The city was always scared that the homeless would camp out there. They did and still do. In spite of a new little coffee kiosk that was installed recently. There was even talk at one time before the Library Tower condos were built of the city swapping the land and constructing a park on the other side of Congress and State, and Library Tower being built at Van Buren and State instead. Obviously, that didn’t happen.

And so, today, we have come full circle, and we have Pritzker Park with the installation of a giant eyeball. We of the city of big shoulders just have to roll our eyes and be glad we have those shoulders on which to carry such a big peeper.

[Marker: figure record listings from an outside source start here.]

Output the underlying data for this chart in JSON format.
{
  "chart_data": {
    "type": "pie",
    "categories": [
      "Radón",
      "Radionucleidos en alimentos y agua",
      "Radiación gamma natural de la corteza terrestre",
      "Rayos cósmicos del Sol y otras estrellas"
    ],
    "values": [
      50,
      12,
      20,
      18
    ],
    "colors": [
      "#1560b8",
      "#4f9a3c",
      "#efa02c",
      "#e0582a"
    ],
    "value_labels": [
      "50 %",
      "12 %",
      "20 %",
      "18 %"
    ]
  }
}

As for me, I have a much better idea for that eyeball. It’s educational. It’s fun. And it can make some money for the city. You know how the Museum of Science and Industry has an exhibit that allows you to walk through a beating heart? Why not open Tasset’s big eye, put a walkway through it and let people examine the inside of an eyeball?

There’s plenty to see. The retina, for instance, an organ which lines the back of the eye, the optic nerve, which travels directly to the brain. There’s the vitreous, a gel-like substance that fills the eyeball and maintains its round shape; people could wade through that. In the front of the eye, visitors could make their way through a wavy maze of lens, cornea and iris. And they could learn about the pigment in front of the eye that gives it its color.

On certain days, the lens could be discolored to show what a cataract looks like; the retina could be detached and the cornea could be scratched. All in the name of education about eye disease. The lessons could be so detailed that the kids could get little certificates as junior ophthalmologists. And who knows? They could grow up and discover a way to prevent glaucoma or macular degeneration.

And in no time, the Chicago Loop Alliance could recoup its investment in the “EYE.” For a few bucks, I think people would line up for that walk-through. They wouldn’t even bat an eyelash.